Re: Trying to understand Perl Objects
by targetsmart (Curate) on Apr 05, 2009 at 01:01 UTC
    Some where I have read this 'perl code with object oriented-ness will run 40% slower that without oo', IMO perl tries to give you the OO facility by doing some workaround, but to the core it is not purely object oriented. I have read this 'Object oriented perl' book, it is good place to start knowing about perl OO. The OO in perl will help you in making reusable, scalable and maintainable code.
    It is an appreciate-able thing that in Perl you can do both functional and object oriented programming.

    Vivek
    -- In accordance with the prarabdha of each, the One whose function it is to ordain makes each to act. What will not happen will never happen, whatever effort one may put forth. And what will happen will not fail to happen, however much one may seek to prevent it. This is certain. The part of wisdom therefore is to stay quiet.

      Well, I remembered that, as I read your post, and did a little research.

      Conway mentions the speed thing in his book Object Oriented Perl (as you already mentioned).

      Luckily Manning Publications has the preface of that book online, so let's quote from there:

      Quoted from section "What object-oriented Perl isn't"

      Because Perl wasn't originally designed as an object-oriented language, object-oriented Perl isn't fast. Calling a method through an object is significantly slower than calling a regular Perl subroutine. Just how much slower is a matter of some debate, and depends on whether you measure entire software systems or just raw single-call invocation speed.

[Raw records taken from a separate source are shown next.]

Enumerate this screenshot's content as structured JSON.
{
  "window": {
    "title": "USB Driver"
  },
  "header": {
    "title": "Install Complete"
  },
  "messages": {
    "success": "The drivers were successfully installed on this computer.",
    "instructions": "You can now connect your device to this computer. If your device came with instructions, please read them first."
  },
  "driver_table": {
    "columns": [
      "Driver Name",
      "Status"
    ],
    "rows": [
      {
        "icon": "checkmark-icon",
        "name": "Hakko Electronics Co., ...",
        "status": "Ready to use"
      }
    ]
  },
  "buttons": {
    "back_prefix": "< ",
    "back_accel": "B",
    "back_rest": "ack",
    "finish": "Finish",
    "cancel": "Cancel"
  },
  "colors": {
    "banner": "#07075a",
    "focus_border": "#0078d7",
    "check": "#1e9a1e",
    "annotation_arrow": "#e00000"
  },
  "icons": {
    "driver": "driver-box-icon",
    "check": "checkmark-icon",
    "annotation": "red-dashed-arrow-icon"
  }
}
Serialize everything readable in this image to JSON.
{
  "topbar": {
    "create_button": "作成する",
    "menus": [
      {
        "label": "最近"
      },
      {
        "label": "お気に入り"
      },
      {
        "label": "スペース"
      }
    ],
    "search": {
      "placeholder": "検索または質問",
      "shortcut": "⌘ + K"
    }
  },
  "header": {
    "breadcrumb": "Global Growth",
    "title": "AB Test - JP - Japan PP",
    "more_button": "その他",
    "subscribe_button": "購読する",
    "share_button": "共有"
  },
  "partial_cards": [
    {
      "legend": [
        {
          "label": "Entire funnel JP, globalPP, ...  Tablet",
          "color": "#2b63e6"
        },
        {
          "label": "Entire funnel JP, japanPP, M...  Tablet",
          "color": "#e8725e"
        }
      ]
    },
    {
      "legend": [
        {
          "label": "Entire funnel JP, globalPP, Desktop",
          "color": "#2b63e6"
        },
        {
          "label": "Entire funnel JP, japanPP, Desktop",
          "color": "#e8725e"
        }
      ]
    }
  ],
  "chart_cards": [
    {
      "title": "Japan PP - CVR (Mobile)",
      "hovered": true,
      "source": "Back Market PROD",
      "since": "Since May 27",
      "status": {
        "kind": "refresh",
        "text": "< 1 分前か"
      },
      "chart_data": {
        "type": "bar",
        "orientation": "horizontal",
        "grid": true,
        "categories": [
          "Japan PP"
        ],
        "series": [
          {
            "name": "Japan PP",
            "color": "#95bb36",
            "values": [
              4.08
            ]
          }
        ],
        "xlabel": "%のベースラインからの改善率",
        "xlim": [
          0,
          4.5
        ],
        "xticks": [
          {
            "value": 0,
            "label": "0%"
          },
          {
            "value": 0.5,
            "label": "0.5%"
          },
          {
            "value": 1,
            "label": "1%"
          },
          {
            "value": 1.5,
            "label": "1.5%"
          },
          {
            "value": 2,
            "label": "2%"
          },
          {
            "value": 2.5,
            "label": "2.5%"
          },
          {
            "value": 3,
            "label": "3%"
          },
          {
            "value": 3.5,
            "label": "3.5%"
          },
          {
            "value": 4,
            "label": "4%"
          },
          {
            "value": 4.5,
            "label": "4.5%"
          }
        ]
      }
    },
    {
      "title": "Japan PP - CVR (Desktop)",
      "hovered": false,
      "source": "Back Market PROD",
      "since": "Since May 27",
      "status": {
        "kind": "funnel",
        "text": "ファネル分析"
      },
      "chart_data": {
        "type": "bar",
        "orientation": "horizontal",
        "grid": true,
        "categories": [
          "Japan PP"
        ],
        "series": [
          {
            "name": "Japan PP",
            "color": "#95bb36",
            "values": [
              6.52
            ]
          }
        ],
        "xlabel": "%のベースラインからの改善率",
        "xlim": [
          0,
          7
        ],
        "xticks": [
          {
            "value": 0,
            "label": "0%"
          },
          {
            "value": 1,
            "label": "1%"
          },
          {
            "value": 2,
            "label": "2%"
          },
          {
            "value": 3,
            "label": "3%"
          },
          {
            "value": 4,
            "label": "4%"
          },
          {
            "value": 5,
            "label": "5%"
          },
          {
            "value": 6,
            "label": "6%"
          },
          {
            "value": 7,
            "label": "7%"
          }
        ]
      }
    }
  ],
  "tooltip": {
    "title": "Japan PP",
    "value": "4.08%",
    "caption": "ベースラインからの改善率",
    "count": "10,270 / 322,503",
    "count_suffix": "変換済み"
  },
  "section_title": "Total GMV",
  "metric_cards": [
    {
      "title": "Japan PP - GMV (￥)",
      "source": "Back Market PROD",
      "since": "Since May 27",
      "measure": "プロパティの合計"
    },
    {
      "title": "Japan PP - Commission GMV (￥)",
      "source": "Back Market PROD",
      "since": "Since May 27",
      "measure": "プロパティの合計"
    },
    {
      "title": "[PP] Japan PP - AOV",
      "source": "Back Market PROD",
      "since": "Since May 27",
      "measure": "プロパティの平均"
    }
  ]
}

      A single method call is about 30 percent slower than a regular call to the same subroutine (depending on your hardware, your operating system, the phase of the moon, etc.) But though they're individually much slower, method calls are more powerful than regular subroutine calls, due to a feature known as polymorphism (see chapters 1 and 7). In a larger system, that redresses the speed imbalance in a little, but, in general, it's fair to say that an object-oriented implementation of a system in Perl will almost never be faster than the equivalent non-object-oriented implementation, and will usually be somewhere between 20 to 50 percent slower.

      ...

      The sad thing is that people get spooked by the numbers (20 to 50 percent slower!!!) and forget what that really means (...just as fast in six months time, when processor speeds have doubled).

      I never did some benchmarking on my own to determine how much slower OO Perl is on my machines. I trust Conway in this matter and try to enjoy the benefit of OO (as I'm learning OO) ;o)

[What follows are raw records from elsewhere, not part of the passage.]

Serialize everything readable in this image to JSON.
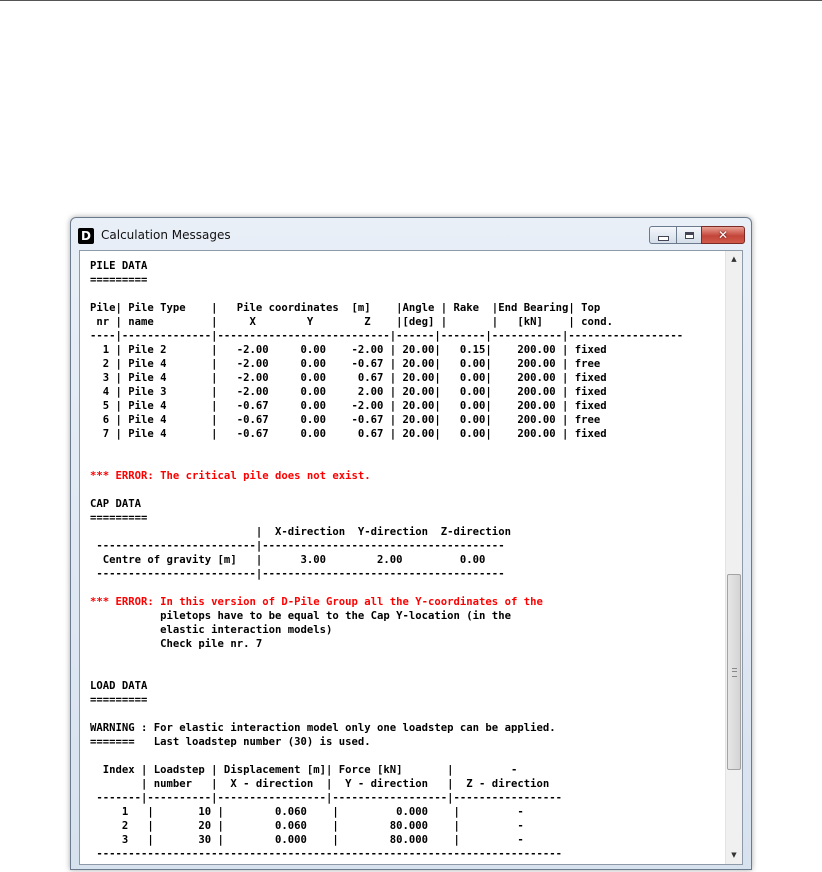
{
  "window": {
    "title": "Calculation Messages",
    "icon_letter": "D",
    "controls": {
      "minimize": "minimize-icon",
      "maximize": "maximize-icon",
      "close": "✕"
    }
  },
  "icons": {
    "scroll_up": "▲",
    "scroll_down": "▼"
  },
  "colors": {
    "error_text": "#ff0000",
    "normal_text": "#000000",
    "close_button": "#c4463a"
  },
  "report": {
    "lines": [
      {
        "text": "PILE DATA",
        "type": "normal"
      },
      {
        "text": "=========",
        "type": "normal"
      },
      {
        "text": "",
        "type": "normal"
      },
      {
        "text": "Pile| Pile Type    |   Pile coordinates  [m]    |Angle | Rake  |End Bearing| Top",
        "type": "normal"
      },
      {
        "text": " nr | name         |     X        Y        Z    |[deg] |       |   [kN]    | cond.",
        "type": "normal"
      },
      {
        "text": "----|--------------|---------------------------|------|-------|-----------|------------------",
        "type": "normal"
      },
      {
        "text": "  1 | Pile 2       |   -2.00     0.00    -2.00 | 20.00|   0.15|    200.00 | fixed",
        "type": "normal"
      },
      {
        "text": "  2 | Pile 4       |   -2.00     0.00    -0.67 | 20.00|   0.00|    200.00 | free",
        "type": "normal"
      },
      {
        "text": "  3 | Pile 4       |   -2.00     0.00     0.67 | 20.00|   0.00|    200.00 | fixed",
        "type": "normal"
      },
      {
        "text": "  4 | Pile 3       |   -2.00     0.00     2.00 | 20.00|   0.00|    200.00 | fixed",
        "type": "normal"
      },
      {
        "text": "  5 | Pile 4       |   -0.67     0.00    -2.00 | 20.00|   0.00|    200.00 | fixed",
        "type": "normal"
      },
      {
        "text": "  6 | Pile 4       |   -0.67     0.00    -0.67 | 20.00|   0.00|    200.00 | free",
        "type": "normal"
      },
      {
        "text": "  7 | Pile 4       |   -0.67     0.00     0.67 | 20.00|   0.00|    200.00 | fixed",
        "type": "normal"
      },
      {
        "text": "",
        "type": "normal"
      },
      {
        "text": "",
        "type": "normal"
      },
      {
        "text": "*** ERROR: The critical pile does not exist.",
        "type": "error"
      },
      {
        "text": "",
        "type": "normal"
      },
      {
        "text": "CAP DATA",
        "type": "normal"
      },
      {
        "text": "=========",
        "type": "normal"
      },
      {
        "text": "                          |  X-direction  Y-direction  Z-direction",
        "type": "normal"
      },
      {
        "text": " -------------------------|--------------------------------------",
        "type": "normal"
      },
      {
        "text": "  Centre of gravity [m]   |      3.00        2.00         0.00",
        "type": "normal"
      },
      {
        "text": " -------------------------|--------------------------------------",
        "type": "normal"
      },
      {
        "text": "",
        "type": "normal"
      },
      {
        "text": "*** ERROR: In this version of D-Pile Group all the Y-coordinates of the",
        "type": "error"
      },
      {
        "text": "           piletops have to be equal to the Cap Y-location (in the",
        "type": "normal"
      },
      {
        "text": "           elastic interaction models)",
        "type": "normal"
      },
      {
        "text": "           Check pile nr. 7",
        "type": "normal"
      },
      {
        "text": "",
        "type": "normal"
      },
      {
        "text": "",
        "type": "normal"
      },
      {
        "text": "LOAD DATA",
        "type": "normal"
      },
      {
        "text": "=========",
        "type": "normal"
      },
      {
        "text": "",
        "type": "normal"
      },
      {
        "text": "WARNING : For elastic interaction model only one loadstep can be applied.",
        "type": "normal"
      },
      {
        "text": "=======   Last loadstep number (30) is used.",
        "type": "normal"
      },
      {
        "text": "",
        "type": "normal"
      },
      {
        "text": "  Index | Loadstep | Displacement [m]| Force [kN]       |         -",
        "type": "normal"
      },
      {
        "text": "        | number   |  X - direction  |  Y - direction   |  Z - direction",
        "type": "normal"
      },
      {
        "text": " -------|----------|-----------------|------------------|-----------------",
        "type": "normal"
      },
      {
        "text": "     1   |       10 |        0.060    |         0.000    |         -",
        "type": "normal"
      },
      {
        "text": "     2   |       20 |        0.060    |        80.000    |         -",
        "type": "normal"
      },
      {
        "text": "     3   |       30 |        0.000    |        80.000    |         -",
        "type": "normal"
      },
      {
        "text": " -------------------------------------------------------------------------",
        "type": "normal"
      }
    ]
  }
}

      The problem is that calling a method via $object->method always means Perl has do a lookup of the sub to be invoked via the namespace (and possibly walking up the @ISA-chain).

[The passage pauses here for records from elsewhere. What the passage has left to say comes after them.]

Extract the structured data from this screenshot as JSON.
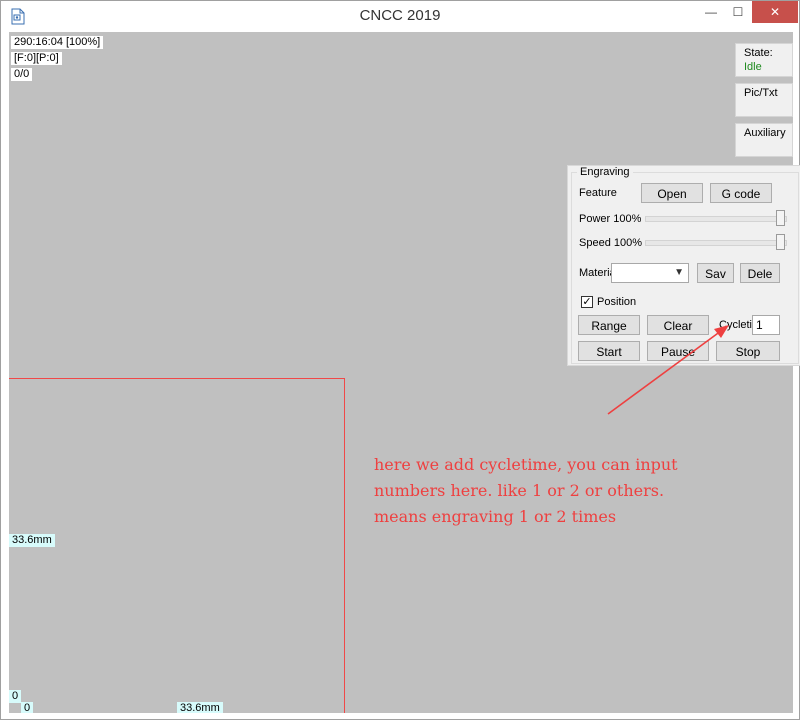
{
  "window": {
    "title": "CNCC 2019",
    "min_label": "—",
    "max_label": "☐",
    "close_label": "✕"
  },
  "canvas": {
    "status_time": "290:16:04 [100%]",
    "status_fp": "[F:0][P:0]",
    "status_count": "0/0",
    "dim_vertical": "33.6mm",
    "dim_horizontal": "33.6mm",
    "origin_y": "0",
    "origin_x": "0"
  },
  "side": {
    "state_label": "State:",
    "state_value": "Idle",
    "pictxt_label": "Pic/Txt",
    "auxiliary_label": "Auxiliary"
  },
  "engraving": {
    "group_title": "Engraving",
    "feature_label": "Feature",
    "open_button": "Open",
    "gcode_button": "G code",
    "power_label": "Power 100%",
    "speed_label": "Speed 100%",
    "material_label": "Material",
    "save_button": "Sav",
    "delete_button": "Dele",
    "position_label": "Position",
    "position_check": "✓",
    "range_button": "Range",
    "clear_button": "Clear",
    "cycletime_label": "Cycletime",
    "cycletime_value": "1",
    "start_button": "Start",
    "pause_button": "Pause",
    "stop_button": "Stop",
    "power_level": 1.0,
    "speed_level": 1.0
  },
  "annotation": {
    "line1": "here we add cycletime, you can input",
    "line2": "numbers here. like 1 or 2 or others.",
    "line3": "means engraving 1 or 2 times",
    "color": "#ee4040"
  }
}
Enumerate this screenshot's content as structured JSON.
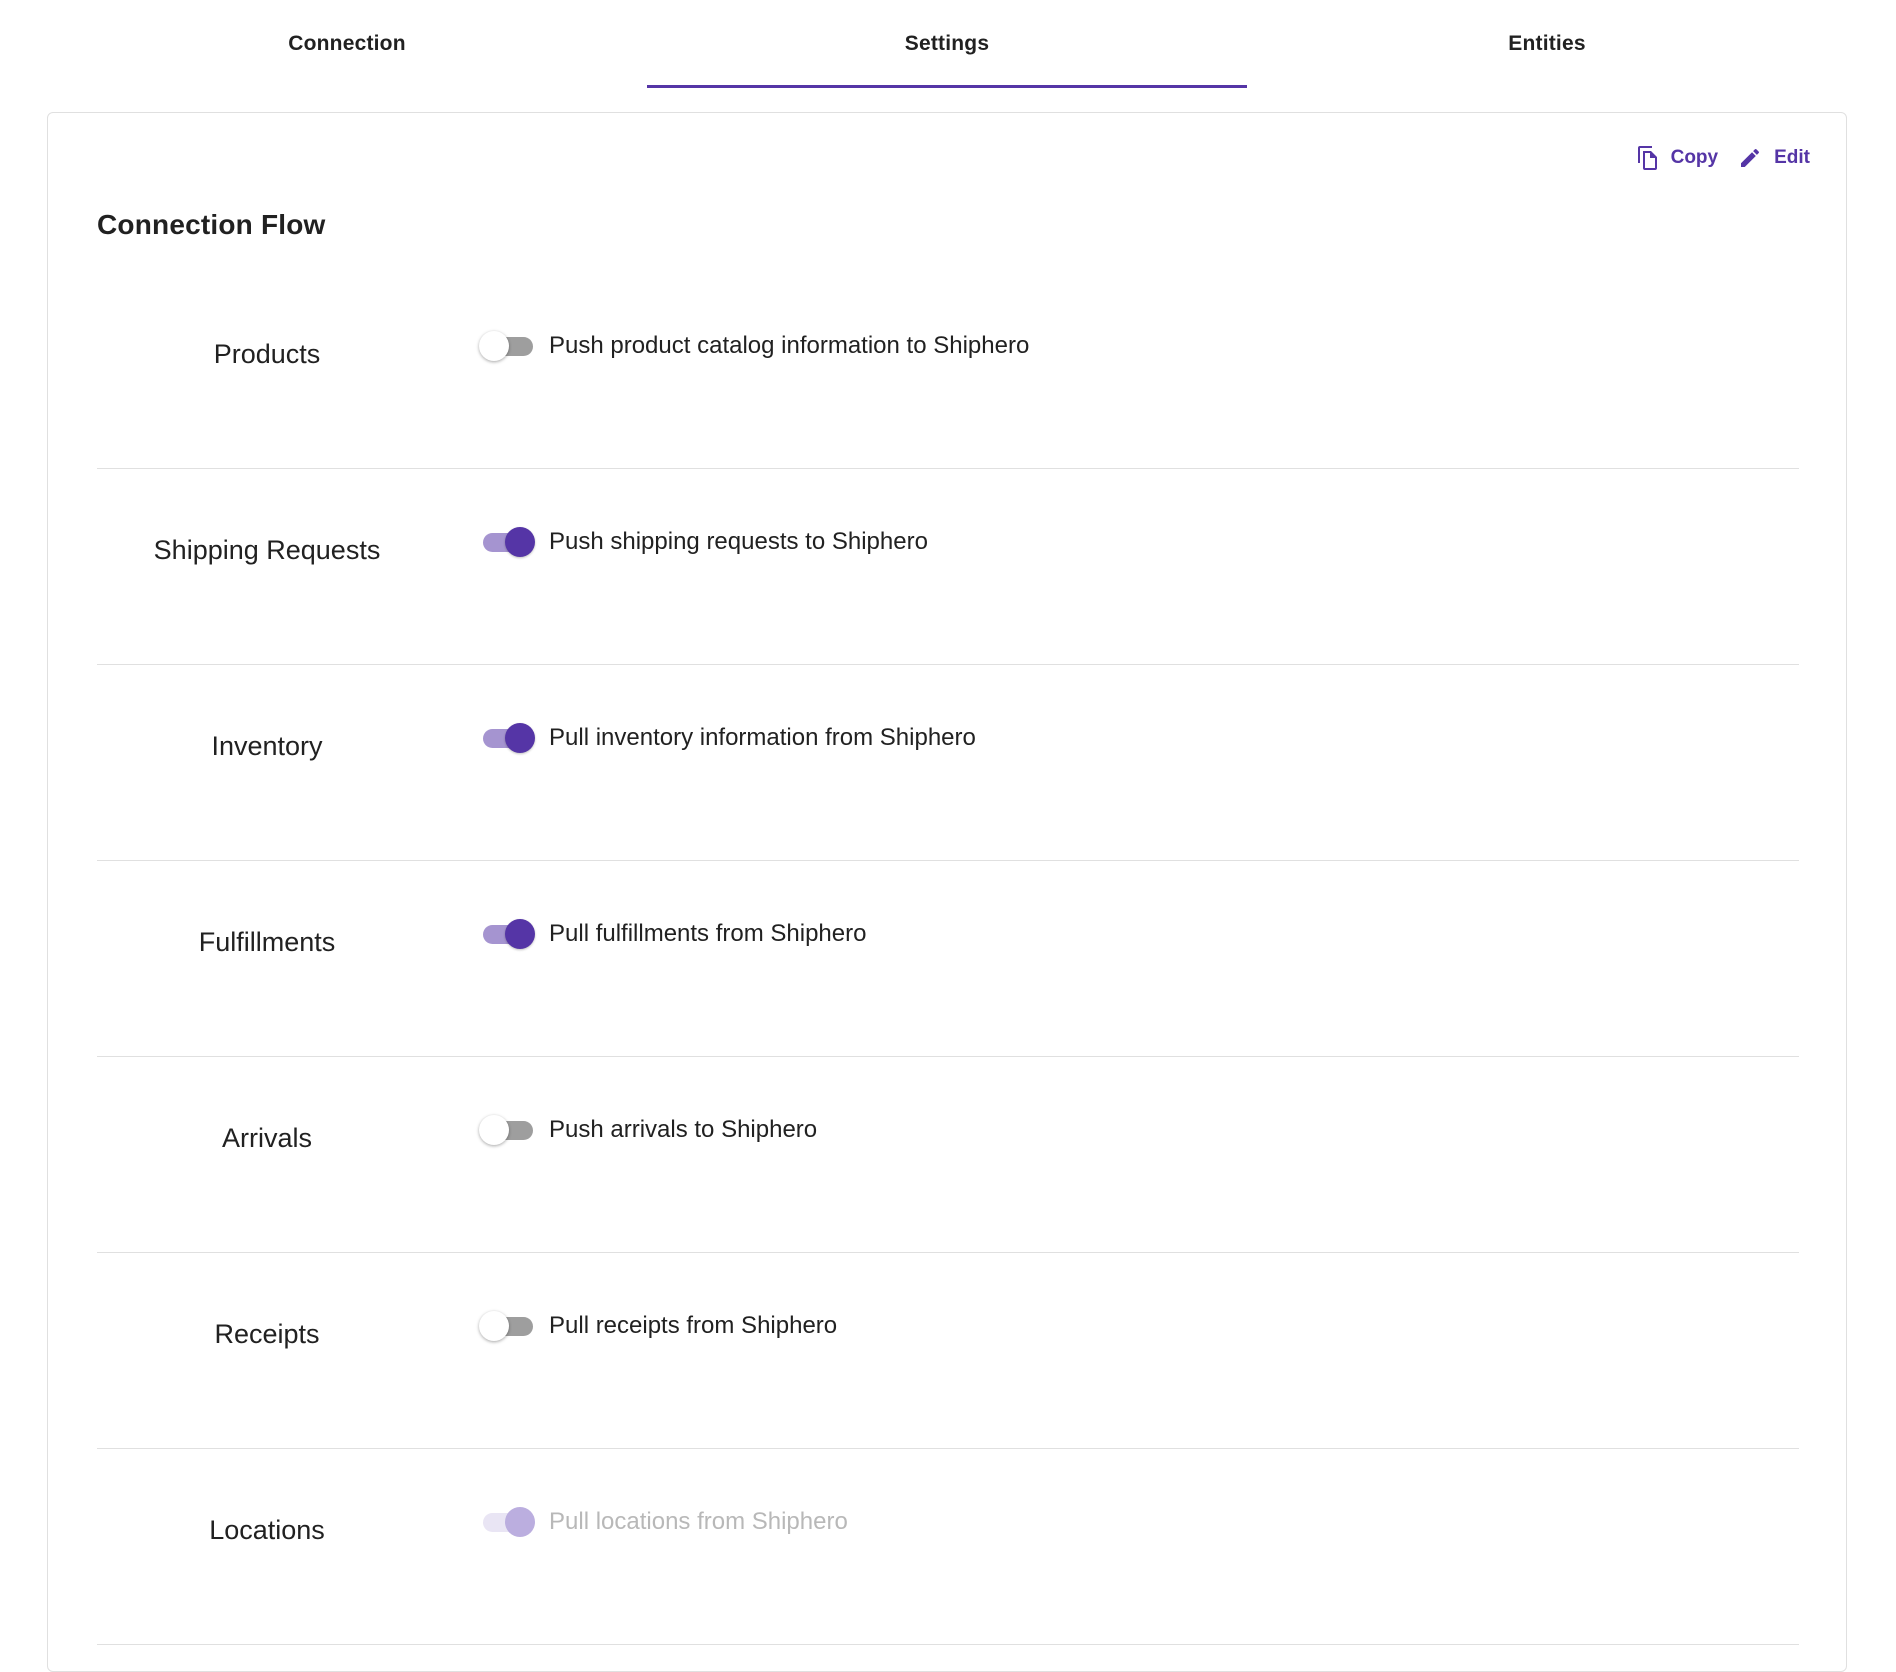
{
  "tabs": [
    {
      "label": "Connection",
      "active": false
    },
    {
      "label": "Settings",
      "active": true
    },
    {
      "label": "Entities",
      "active": false
    }
  ],
  "actions": {
    "copy_label": "Copy",
    "edit_label": "Edit"
  },
  "section": {
    "title": "Connection Flow"
  },
  "flows": [
    {
      "label": "Products",
      "description": "Push product catalog information to Shiphero",
      "enabled": false,
      "disabled": false
    },
    {
      "label": "Shipping Requests",
      "description": "Push shipping requests to Shiphero",
      "enabled": true,
      "disabled": false
    },
    {
      "label": "Inventory",
      "description": "Pull inventory information from Shiphero",
      "enabled": true,
      "disabled": false
    },
    {
      "label": "Fulfillments",
      "description": "Pull fulfillments from Shiphero",
      "enabled": true,
      "disabled": false
    },
    {
      "label": "Arrivals",
      "description": "Push arrivals to Shiphero",
      "enabled": false,
      "disabled": false
    },
    {
      "label": "Receipts",
      "description": "Pull receipts from Shiphero",
      "enabled": false,
      "disabled": false
    },
    {
      "label": "Locations",
      "description": "Pull locations from Shiphero",
      "enabled": true,
      "disabled": true
    }
  ],
  "colors": {
    "accent": "#5535a6",
    "track_on": "#a594d0",
    "track_off": "#9e9e9e",
    "divider": "#e0e0e0"
  }
}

      This of course is not free - but do you really want to write large applications in a purely imperative way? (functional by the way programming is something else - think Lisp or Haskell for that).

Re: Trying to understand Perl Objects
by TGI (Parson) on Apr 06, 2009 at 21:03 UTC

    OOP in Perl has a very strong DIY flavor. As a result, there are all sorts of ways to build your objects in Perl: classical methods with blessed hash or array refs, inside out objects, and even more exotic XS based objects.

    You can do all the work yourself each time you write a new OOP module and implement all your accessors and mutators, type validation, and so forth manually. Or you can use one of the many modules to help automate the process.

    I have found that two ways of generating object code work well for me.

    For dirt simple objects that are used to contain some data and bind a few methods to the data structure, Class::Struct does a very nice job. It is very limited and somewhat brain-dead (eg. can't use it in subclasses), but for very, very simple tasks, it reduces a lot of busy-work, and I can understand exactly what it does.

    For anything with more than the most minimal demands, Moose is the way to go. It provides much of the goodness we will see with Perl6 objects. I've used it for a few projects now, and it is really quite amazing.

    For an example of why Moose is so great see the Moose Unsweetened document for a comparison of manual and Moose object code.

    Perl 6 is not even fully specified, and is certainly not ready for prime time. The Parrot VM just released version 1.0 which provides a stable API for language implementors, but is still not 100% ready for production use--that will come in 2.0. Both projects are cruising along, but both are far from being ready for production use. If you want perl 6 oo, with roles and type checking, etc. Moose is the best way to get it now.


    TGI says moo

Re: Trying to understand Perl Objects
by sundialsvc4 (Abbot) on Apr 07, 2009 at 12:28 UTC

    The key thing to recognize about “Perl objects” is that they are “other” data-structures ... usually hashes ... but they have had an epiphany. They are data structures that have been blessed, which is simply an attribute that Perl can recognize.

    When a data-structure has been “blessed,” Perl knows how to associate it with a particular package. Method calls therefore succeed, and they are resolved by looking up the package (and thence following the @ISA list).

    That's it.

    As for “the speed issue,” I am frankly of the opinion that:   at 500 million operations per second (or considerably more...) no one can hear you scream. The speed and reliability with which you can write the code, and with which it subsequently runs, trumps other petty-concerns in nearly evey practical case. If your application cannot tolerate the overhead of method-lookups, etc., then you should use another language for at least this part of it. However, you should refrain from judgment on this matter until you have actual benchmarks. You may be pleasantly surprised.

      The funny part to the speed thing is that a lot of these same alarmed folks will then go to java, which IMO truly shows the expense of going all-out on object oriented programming. OO for everything is not appropriate, and whomever started that rumor should be president of marketing somewhere.